Safe drinking water, sanitation, and hygiene are the three most important conditions for keeping communities healthy. They contribute to the prevention and control of disease, injury, and disability. Thus to reduce the global impact of disease, we need to understand how certain underlying causes lead to disease. Many such underlying causes are often closely linked to water, sanitation, and hygiene conditions. According to the United Nations Millennium Development Goals, 2.6 billion persons live without access to improved sanitation, such as a latrine, and nearly 900 million persons lack sources of safe drinking water (1). Effective disease prevention strategies depend on addressing problems related to water, sanitation, and hygiene.

Water, sanitation, and hygiene programs align naturally with many of CDC’s Global Health Protection Goals, including

  • Prevention and control of infectious diseases and their global consequences;
  • Prevention of global infant and child morbidity and mortality; and
  • Support of international and national goals for the acceleration of disease control, and the eventual eradication of certain diseases altogether.


Mission

CDC’s Environmental Health Services Branch includes a Global Water, Sanitation, and Hygiene team that works on

  • Evaluating the sustainability of water, sanitation, and hygiene interventions;
  • Improving access to safe drinking water through the implementation of Water Safety Plans (WSPs); and
  • Researching the public health impacts of sanitation programs.

Working with partner organizations, the team performs applied research to evaluate and improve the public health impact and sustainability of water, sanitation, and hygiene interventions and provides technical assistance to support the development and implementation of such interventions. In the work of the Global Water, Sanitation, and Hygiene team, three cross-cutting principles are inherent:

  • Science base: use available public health evidence and science (including social science); and where research and data are insufficient or nonexistent, use applied research to help expand the knowledge base.
  • Partnerships: develop solid partnerships and build capacity in partner organizations to conduct water, sanitation, and hygiene projects independently.
  • Share findings: distribute results through such means as workshops, conferences, reports, and publishing in appropriate peer-reviewed journals.


Regional Focus

CDC’s Global Water, Sanitation, and Hygiene team focuses on communities in Latin America and the Caribbean (LAC), where CDC has experience and strong partnerships. According to the Joint Monitoring Program of the World Health Organization and UNICEF, in 2008 approximately 38 million persons in LAC had no access to an improved drinking water source, and 117 million lacked sanitation services (2).

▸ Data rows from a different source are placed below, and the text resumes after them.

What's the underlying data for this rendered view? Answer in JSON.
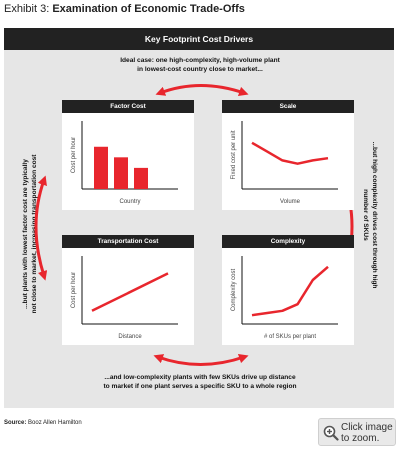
{
  "exhibit": {
    "lead": "Exhibit 3:",
    "title": "Examination of Economic Trade-Offs"
  },
  "header": "Key Footprint Cost Drivers",
  "captions": {
    "top_line1": "Ideal case: one high-complexity, high-volume plant",
    "top_line2": "in lowest-cost country close to market...",
    "left": "...but plants with lowest factor cost are typically not close to market, increasing transportation cost",
    "right": "...but high complexity drives cost through high number of SKUs",
    "bottom_line1": "...and low-complexity plants with few SKUs drive up distance",
    "bottom_line2": "to market if one plant serves a specific SKU to a whole region"
  },
  "panels": {
    "factor_cost": {
      "title": "Factor Cost",
      "ylabel": "Cost per hour",
      "xlabel": "Country"
    },
    "scale": {
      "title": "Scale",
      "ylabel": "Fixed cost per unit",
      "xlabel": "Volume"
    },
    "transportation": {
      "title": "Transportation Cost",
      "ylabel": "Cost per hour",
      "xlabel": "Distance"
    },
    "complexity": {
      "title": "Complexity",
      "ylabel": "Complexity cost",
      "xlabel": "# of SKUs per plant"
    }
  },
  "source": {
    "label": "Source:",
    "text": "Booz Allen Hamilton"
  },
  "zoom": {
    "line1": "Click image",
    "line2": "to zoom."
  },
  "colors": {
    "accent_red": "#e8262d",
    "header_black": "#222222",
    "panel_gray": "#e6e6e6"
  },
  "chart_data": [
    {
      "type": "bar",
      "title": "Factor Cost",
      "xlabel": "Country",
      "ylabel": "Cost per hour",
      "categories": [
        "",
        "",
        ""
      ],
      "values": [
        3.2,
        2.4,
        1.6
      ],
      "ylim": [
        0,
        5
      ]
    },
    {
      "type": "line",
      "title": "Scale",
      "xlabel": "Volume",
      "ylabel": "Fixed cost per unit",
      "x": [
        0,
        1,
        2,
        3,
        4,
        5
      ],
      "y": [
        4.2,
        3.4,
        2.6,
        2.3,
        2.6,
        2.8
      ],
      "ylim": [
        0,
        6
      ]
    },
    {
      "type": "line",
      "title": "Transportation Cost",
      "xlabel": "Distance",
      "ylabel": "Cost per hour",
      "x": [
        0,
        5
      ],
      "y": [
        1.2,
        4.6
      ],
      "ylim": [
        0,
        6
      ]
    },
    {
      "type": "line",
      "title": "Complexity",
      "xlabel": "# of SKUs per plant",
      "ylabel": "Complexity cost",
      "x": [
        0,
        1,
        2,
        3,
        4,
        5
      ],
      "y": [
        0.8,
        1.0,
        1.2,
        1.8,
        4.0,
        5.2
      ],
      "ylim": [
        0,
        6
      ]
    }
  ]
}
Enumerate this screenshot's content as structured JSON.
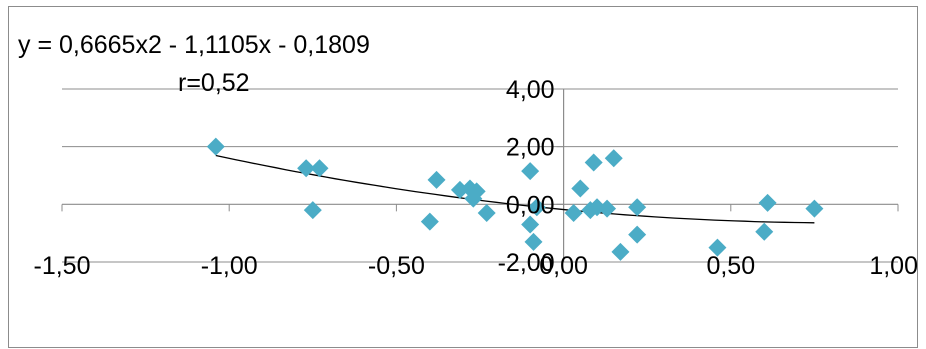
{
  "chart_data": {
    "type": "scatter",
    "equation": "y = 0,6665x2 - 1,1105x - 0,1809",
    "r_label": "r=0,52",
    "xlim": [
      -1.5,
      1.0
    ],
    "ylim": [
      -2.0,
      4.0
    ],
    "x_ticks": [
      -1.5,
      -1.0,
      -0.5,
      0.0,
      0.5,
      1.0
    ],
    "x_tick_labels": [
      "-1,50",
      "-1,00",
      "-0,50",
      "0,00",
      "0,50",
      "1,00"
    ],
    "y_ticks": [
      -2.0,
      0.0,
      2.0,
      4.0
    ],
    "y_tick_labels": [
      "-2,00",
      "0,00",
      "2,00",
      "4,00"
    ],
    "grid": true,
    "marker_color": "#4bacc6",
    "trendline_color": "#000000",
    "trendline": {
      "a": 0.6665,
      "b": -1.1105,
      "c": -0.1809,
      "x_range": [
        -1.04,
        0.75
      ]
    },
    "points": [
      {
        "x": -1.04,
        "y": 2.0
      },
      {
        "x": -0.77,
        "y": 1.25
      },
      {
        "x": -0.73,
        "y": 1.25
      },
      {
        "x": -0.75,
        "y": -0.2
      },
      {
        "x": -0.38,
        "y": 0.85
      },
      {
        "x": -0.4,
        "y": -0.6
      },
      {
        "x": -0.31,
        "y": 0.5
      },
      {
        "x": -0.28,
        "y": 0.55
      },
      {
        "x": -0.26,
        "y": 0.45
      },
      {
        "x": -0.27,
        "y": 0.2
      },
      {
        "x": -0.23,
        "y": -0.3
      },
      {
        "x": -0.1,
        "y": 1.15
      },
      {
        "x": -0.08,
        "y": -0.1
      },
      {
        "x": -0.1,
        "y": -0.7
      },
      {
        "x": -0.09,
        "y": -1.3
      },
      {
        "x": 0.03,
        "y": -0.3
      },
      {
        "x": 0.05,
        "y": 0.55
      },
      {
        "x": 0.08,
        "y": -0.2
      },
      {
        "x": 0.1,
        "y": -0.1
      },
      {
        "x": 0.09,
        "y": 1.45
      },
      {
        "x": 0.15,
        "y": 1.6
      },
      {
        "x": 0.13,
        "y": -0.15
      },
      {
        "x": 0.17,
        "y": -1.65
      },
      {
        "x": 0.22,
        "y": -0.1
      },
      {
        "x": 0.22,
        "y": -1.05
      },
      {
        "x": 0.46,
        "y": -1.5
      },
      {
        "x": 0.61,
        "y": 0.05
      },
      {
        "x": 0.6,
        "y": -0.95
      },
      {
        "x": 0.75,
        "y": -0.15
      }
    ]
  }
}
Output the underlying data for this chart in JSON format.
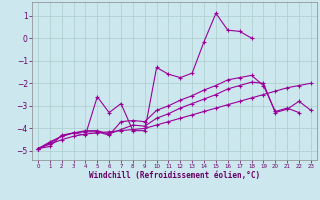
{
  "title": "",
  "xlabel": "Windchill (Refroidissement éolien,°C)",
  "ylabel": "",
  "background_color": "#cce8ee",
  "grid_color": "#aacccc",
  "line_color": "#990099",
  "xlim": [
    -0.5,
    23.5
  ],
  "ylim": [
    -5.4,
    1.6
  ],
  "yticks": [
    1,
    0,
    -1,
    -2,
    -3,
    -4,
    -5
  ],
  "xticks": [
    0,
    1,
    2,
    3,
    4,
    5,
    6,
    7,
    8,
    9,
    10,
    11,
    12,
    13,
    14,
    15,
    16,
    17,
    18,
    19,
    20,
    21,
    22,
    23
  ],
  "series": [
    {
      "x": [
        0,
        1,
        2,
        3,
        4,
        5,
        6,
        7,
        8,
        9,
        10,
        11,
        12,
        13,
        14,
        15,
        16,
        17,
        18
      ],
      "y": [
        -4.9,
        -4.8,
        -4.3,
        -4.2,
        -4.3,
        -2.6,
        -3.3,
        -2.9,
        -4.1,
        -4.1,
        -1.3,
        -1.6,
        -1.75,
        -1.55,
        -0.15,
        1.1,
        0.35,
        0.3,
        0.0
      ]
    },
    {
      "x": [
        0,
        1,
        2,
        3,
        4,
        5,
        6,
        7,
        8,
        9,
        10,
        11,
        12,
        13,
        14,
        15,
        16,
        17,
        18,
        19,
        20,
        21,
        22
      ],
      "y": [
        -4.9,
        -4.65,
        -4.35,
        -4.2,
        -4.15,
        -4.15,
        -4.3,
        -3.7,
        -3.65,
        -3.7,
        -3.2,
        -3.0,
        -2.75,
        -2.55,
        -2.3,
        -2.1,
        -1.85,
        -1.75,
        -1.65,
        -2.1,
        -3.25,
        -3.1,
        -3.3
      ]
    },
    {
      "x": [
        0,
        1,
        2,
        3,
        4,
        5,
        6,
        7,
        8,
        9,
        10,
        11,
        12,
        13,
        14,
        15,
        16,
        17,
        18,
        19,
        20,
        21,
        22,
        23
      ],
      "y": [
        -4.9,
        -4.6,
        -4.35,
        -4.2,
        -4.1,
        -4.1,
        -4.25,
        -4.05,
        -3.85,
        -3.9,
        -3.55,
        -3.35,
        -3.1,
        -2.9,
        -2.7,
        -2.5,
        -2.25,
        -2.1,
        -1.95,
        -2.0,
        -3.3,
        -3.15,
        -2.8,
        -3.2
      ]
    },
    {
      "x": [
        0,
        1,
        2,
        3,
        4,
        5,
        6,
        7,
        8,
        9,
        10,
        11,
        12,
        13,
        14,
        15,
        16,
        17,
        18,
        19,
        20,
        21,
        22,
        23
      ],
      "y": [
        -4.9,
        -4.7,
        -4.5,
        -4.35,
        -4.25,
        -4.2,
        -4.15,
        -4.1,
        -4.05,
        -4.0,
        -3.85,
        -3.7,
        -3.55,
        -3.4,
        -3.25,
        -3.1,
        -2.95,
        -2.8,
        -2.65,
        -2.5,
        -2.35,
        -2.2,
        -2.1,
        -2.0
      ]
    }
  ]
}
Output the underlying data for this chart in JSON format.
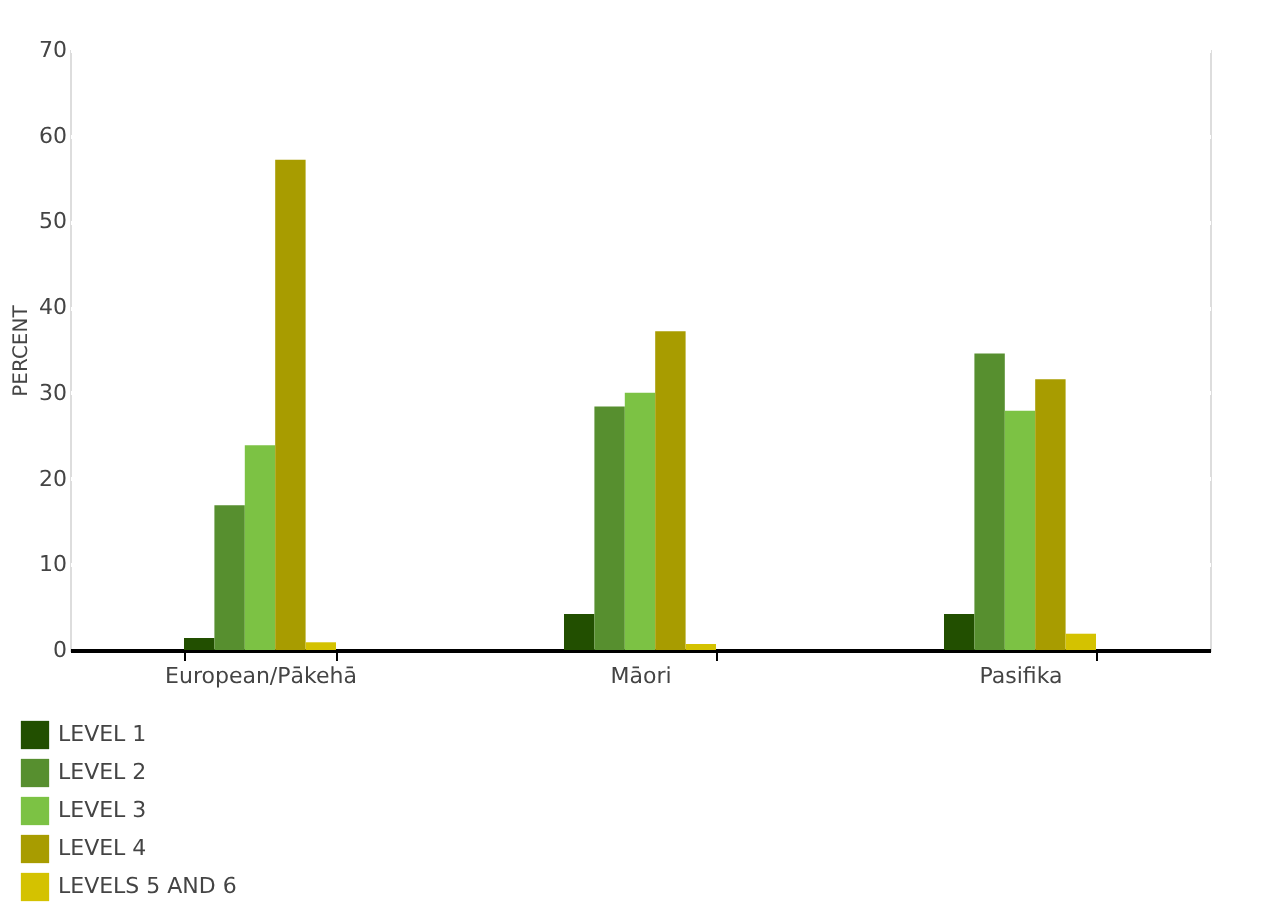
{
  "chart_data": {
    "type": "bar",
    "ylabel": "PERCENT",
    "categories": [
      "European/Pākehā",
      "Māori",
      "Pasifika"
    ],
    "series": [
      {
        "name": "LEVEL 1",
        "color": "#224f00",
        "values": [
          1.4,
          4.2,
          4.2
        ]
      },
      {
        "name": "LEVEL 2",
        "color": "#578f2f",
        "values": [
          16.9,
          28.4,
          34.6
        ]
      },
      {
        "name": "LEVEL 3",
        "color": "#7cc244",
        "values": [
          23.9,
          30.0,
          27.9
        ]
      },
      {
        "name": "LEVEL 4",
        "color": "#a89c00",
        "values": [
          57.2,
          37.2,
          31.6
        ]
      },
      {
        "name": "LEVELS 5 AND 6",
        "color": "#d4c200",
        "values": [
          0.9,
          0.7,
          1.9
        ]
      }
    ],
    "ylim": [
      0,
      70
    ],
    "yticks": [
      0,
      10,
      20,
      30,
      40,
      50,
      60,
      70
    ],
    "grid": "y",
    "legend": "bottom left"
  }
}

In 2008, 1 in 5 persons (20%) of the rural population did not use an improved drinking water source and 45% of the rural population did not use improved sanitation facilities, demonstrating a potentially receptive audience for improved water and sanitation. Further highlighting the need, 20% of the entire LAC population (urban and rural) did not use any type of improved sanitation facility in 2008 (2).

References

  1. United Nations. The Millennium Development Goals report 2010. New York, United Nations; 2010.
  2. World Health Organization and UNICEF. Progress on sanitation and drinking-water: 2010 update. Geneva: World Health Organization and United Nations Children’s Fund; 2010.